Mashing means converting starches to sugars. You did this. When you are in the mashing range, amalase (both alpha and beta) chop long starches into shorter starches (sugars). At the high end of the range (155-160), you sort of randomly chop the starches. They get shorter, but often not short enough. At the low end of the range (145-150), it is much more uniform and mostly fermentable. Above 160, you denature the enzymes and stop doing anything with starches.

Hope this helps.
 
Thank you both! I appreciate the detailed answer, since at least by training I'm a chemist (though you wouldn't guess it from the variability in my beer outcomes)
 
Dude, when you first start there is a lot of variability. It will get more standardized. Keep at it and take good notes.
 
huskeypm said:
Wow, thanks for the very specific points! You said 'stall', so given that I've already heated and added energizer to the stuck fermentation, would you suggest repitching new yeast?

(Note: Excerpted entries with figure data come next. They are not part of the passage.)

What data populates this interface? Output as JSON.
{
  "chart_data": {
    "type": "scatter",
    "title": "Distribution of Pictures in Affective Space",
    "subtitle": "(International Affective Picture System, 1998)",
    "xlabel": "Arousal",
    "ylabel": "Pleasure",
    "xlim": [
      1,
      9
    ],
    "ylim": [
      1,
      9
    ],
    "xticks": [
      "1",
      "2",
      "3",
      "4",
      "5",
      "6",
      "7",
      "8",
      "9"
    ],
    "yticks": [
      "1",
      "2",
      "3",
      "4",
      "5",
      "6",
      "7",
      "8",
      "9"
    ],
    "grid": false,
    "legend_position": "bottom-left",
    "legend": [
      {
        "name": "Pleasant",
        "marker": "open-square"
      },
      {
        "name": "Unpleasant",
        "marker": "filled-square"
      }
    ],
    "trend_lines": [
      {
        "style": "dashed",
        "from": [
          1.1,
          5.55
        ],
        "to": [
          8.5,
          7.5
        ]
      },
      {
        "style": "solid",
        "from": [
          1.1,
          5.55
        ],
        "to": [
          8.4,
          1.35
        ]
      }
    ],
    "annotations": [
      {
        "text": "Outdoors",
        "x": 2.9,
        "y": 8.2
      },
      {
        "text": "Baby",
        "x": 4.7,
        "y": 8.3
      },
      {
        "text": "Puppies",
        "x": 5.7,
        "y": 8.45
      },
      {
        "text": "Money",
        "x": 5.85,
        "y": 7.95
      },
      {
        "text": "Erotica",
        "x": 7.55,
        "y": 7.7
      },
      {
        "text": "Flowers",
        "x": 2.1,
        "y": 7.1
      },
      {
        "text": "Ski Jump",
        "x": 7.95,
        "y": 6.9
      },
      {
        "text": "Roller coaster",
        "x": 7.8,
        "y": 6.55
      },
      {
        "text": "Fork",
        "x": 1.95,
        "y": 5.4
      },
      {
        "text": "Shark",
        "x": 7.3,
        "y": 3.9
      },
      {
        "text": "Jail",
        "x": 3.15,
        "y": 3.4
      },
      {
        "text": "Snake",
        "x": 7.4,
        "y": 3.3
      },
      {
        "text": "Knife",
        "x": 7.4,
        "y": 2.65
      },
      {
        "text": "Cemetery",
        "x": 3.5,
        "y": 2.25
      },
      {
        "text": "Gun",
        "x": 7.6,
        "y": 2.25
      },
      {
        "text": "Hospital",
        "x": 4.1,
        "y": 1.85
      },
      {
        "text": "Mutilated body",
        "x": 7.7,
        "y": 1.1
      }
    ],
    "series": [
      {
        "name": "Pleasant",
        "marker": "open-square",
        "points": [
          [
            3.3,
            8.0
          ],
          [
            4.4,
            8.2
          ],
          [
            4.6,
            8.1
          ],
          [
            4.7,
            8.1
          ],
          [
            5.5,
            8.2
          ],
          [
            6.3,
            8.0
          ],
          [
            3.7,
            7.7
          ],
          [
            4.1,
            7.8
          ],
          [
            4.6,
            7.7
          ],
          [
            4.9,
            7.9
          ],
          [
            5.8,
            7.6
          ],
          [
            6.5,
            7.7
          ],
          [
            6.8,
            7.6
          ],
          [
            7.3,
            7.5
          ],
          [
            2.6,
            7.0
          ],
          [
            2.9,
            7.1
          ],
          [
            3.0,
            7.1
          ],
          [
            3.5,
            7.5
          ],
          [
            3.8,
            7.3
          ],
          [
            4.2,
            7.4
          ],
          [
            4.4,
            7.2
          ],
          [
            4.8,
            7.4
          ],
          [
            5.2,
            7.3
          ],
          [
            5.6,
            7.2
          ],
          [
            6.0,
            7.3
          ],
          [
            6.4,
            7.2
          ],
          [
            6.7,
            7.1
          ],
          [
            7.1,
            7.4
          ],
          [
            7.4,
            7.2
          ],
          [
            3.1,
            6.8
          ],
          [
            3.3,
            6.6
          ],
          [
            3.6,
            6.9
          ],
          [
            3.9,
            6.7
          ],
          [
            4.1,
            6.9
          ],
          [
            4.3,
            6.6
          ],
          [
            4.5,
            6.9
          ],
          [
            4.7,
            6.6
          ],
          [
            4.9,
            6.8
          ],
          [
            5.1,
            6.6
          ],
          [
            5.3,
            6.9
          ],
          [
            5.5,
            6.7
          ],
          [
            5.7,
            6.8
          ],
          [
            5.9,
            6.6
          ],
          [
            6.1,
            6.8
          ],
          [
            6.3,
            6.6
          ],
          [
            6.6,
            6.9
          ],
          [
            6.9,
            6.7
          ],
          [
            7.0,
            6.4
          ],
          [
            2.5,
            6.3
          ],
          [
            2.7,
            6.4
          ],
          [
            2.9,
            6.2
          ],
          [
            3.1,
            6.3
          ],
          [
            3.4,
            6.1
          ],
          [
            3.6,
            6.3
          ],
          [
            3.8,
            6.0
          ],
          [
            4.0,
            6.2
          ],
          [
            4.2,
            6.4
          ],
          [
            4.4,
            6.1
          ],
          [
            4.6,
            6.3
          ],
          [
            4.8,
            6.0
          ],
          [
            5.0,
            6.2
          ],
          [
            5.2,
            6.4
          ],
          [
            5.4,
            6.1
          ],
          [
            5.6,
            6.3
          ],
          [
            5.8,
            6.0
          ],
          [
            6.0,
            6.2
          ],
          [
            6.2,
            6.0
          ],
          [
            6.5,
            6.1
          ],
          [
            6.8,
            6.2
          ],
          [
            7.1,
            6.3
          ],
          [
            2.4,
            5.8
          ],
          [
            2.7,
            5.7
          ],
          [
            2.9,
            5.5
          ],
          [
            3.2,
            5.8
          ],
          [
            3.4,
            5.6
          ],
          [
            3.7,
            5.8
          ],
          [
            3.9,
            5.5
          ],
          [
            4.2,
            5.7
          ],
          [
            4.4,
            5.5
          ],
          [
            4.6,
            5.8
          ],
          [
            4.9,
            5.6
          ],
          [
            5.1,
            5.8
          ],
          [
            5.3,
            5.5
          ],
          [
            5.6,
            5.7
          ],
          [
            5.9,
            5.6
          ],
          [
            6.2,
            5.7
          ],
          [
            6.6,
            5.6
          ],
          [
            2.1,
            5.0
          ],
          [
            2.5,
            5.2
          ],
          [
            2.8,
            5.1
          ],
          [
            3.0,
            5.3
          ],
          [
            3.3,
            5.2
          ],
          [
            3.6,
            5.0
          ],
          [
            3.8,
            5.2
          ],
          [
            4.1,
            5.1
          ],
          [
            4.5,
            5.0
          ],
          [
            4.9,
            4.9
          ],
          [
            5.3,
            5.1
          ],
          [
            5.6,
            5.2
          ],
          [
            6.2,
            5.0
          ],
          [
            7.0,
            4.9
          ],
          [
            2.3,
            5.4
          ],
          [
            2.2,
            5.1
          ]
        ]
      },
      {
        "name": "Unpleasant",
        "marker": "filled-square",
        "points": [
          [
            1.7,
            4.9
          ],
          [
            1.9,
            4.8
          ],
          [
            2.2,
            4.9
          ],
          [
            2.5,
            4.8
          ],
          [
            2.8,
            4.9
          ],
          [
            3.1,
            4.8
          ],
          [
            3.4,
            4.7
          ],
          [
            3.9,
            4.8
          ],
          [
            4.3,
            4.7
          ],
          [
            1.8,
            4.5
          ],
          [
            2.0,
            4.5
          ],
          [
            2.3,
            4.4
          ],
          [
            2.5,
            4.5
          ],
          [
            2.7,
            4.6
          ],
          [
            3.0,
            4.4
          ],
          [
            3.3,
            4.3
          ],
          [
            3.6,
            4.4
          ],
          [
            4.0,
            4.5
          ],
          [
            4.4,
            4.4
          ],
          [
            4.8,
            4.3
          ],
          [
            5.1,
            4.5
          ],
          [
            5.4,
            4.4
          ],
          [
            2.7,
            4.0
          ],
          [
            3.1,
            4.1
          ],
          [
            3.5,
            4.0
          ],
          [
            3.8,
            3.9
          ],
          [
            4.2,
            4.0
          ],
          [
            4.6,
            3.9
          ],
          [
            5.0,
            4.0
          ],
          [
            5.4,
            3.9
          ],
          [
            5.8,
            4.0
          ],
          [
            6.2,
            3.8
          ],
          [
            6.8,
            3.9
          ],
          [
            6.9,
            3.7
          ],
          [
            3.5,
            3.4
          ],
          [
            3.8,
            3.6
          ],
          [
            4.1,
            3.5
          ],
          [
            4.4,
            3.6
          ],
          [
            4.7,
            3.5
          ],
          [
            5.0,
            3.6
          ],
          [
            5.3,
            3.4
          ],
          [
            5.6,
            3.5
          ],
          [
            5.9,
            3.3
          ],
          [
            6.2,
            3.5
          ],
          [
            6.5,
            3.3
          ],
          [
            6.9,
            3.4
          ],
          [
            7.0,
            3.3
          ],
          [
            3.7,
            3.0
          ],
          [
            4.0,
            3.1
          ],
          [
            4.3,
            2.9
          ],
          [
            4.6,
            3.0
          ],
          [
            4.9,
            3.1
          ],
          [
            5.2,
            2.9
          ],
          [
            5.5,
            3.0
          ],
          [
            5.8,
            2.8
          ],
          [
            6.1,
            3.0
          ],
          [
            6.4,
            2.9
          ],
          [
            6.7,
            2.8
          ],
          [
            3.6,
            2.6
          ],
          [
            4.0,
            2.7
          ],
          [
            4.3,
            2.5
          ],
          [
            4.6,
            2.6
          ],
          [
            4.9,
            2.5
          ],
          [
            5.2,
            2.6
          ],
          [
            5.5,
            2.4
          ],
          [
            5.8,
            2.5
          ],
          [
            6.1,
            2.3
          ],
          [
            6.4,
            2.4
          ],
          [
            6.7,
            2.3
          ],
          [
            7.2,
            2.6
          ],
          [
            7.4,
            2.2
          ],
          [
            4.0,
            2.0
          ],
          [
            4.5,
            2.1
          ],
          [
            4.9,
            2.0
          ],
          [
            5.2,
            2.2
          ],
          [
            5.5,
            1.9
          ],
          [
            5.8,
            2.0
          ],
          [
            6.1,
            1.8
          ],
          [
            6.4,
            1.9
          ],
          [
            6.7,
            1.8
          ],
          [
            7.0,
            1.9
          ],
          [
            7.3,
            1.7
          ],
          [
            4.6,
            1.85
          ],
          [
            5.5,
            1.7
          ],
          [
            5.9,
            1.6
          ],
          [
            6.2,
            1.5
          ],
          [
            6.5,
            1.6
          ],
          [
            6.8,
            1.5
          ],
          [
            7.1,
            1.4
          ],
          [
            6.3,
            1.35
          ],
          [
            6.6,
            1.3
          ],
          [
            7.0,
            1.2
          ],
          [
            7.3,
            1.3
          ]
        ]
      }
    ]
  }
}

If you don't mind me asking, can you elaborate on your points?
- is 20% of the grain bill is less fermentable, this means that my 1.06 OG might be more like 1.04 of 'viable' sugars (e.g., the longer chain sugars are still getting washed into the wort during sparging)
- I mashed 'high' based on the recipe, but I figured higher temperatures would mean more conversion of the starches into fermantables (is my understanding wrong?)
- what's the logic behind using a lower OG starter for the 'tired' yeast?

Thanks for the insight!
p

Most of your questions were answered by others but the 20% question.

Unless you are looking for a very malty beer ideally you try to keep things like crystal malt in the 10% or less range and the dark specialty malts less than 5, 1-2%
 
Thanks everyone - Lots of useful advice. I'll repitch some fresh yeast, hope for the best, and keep these factors in mind for my next brew.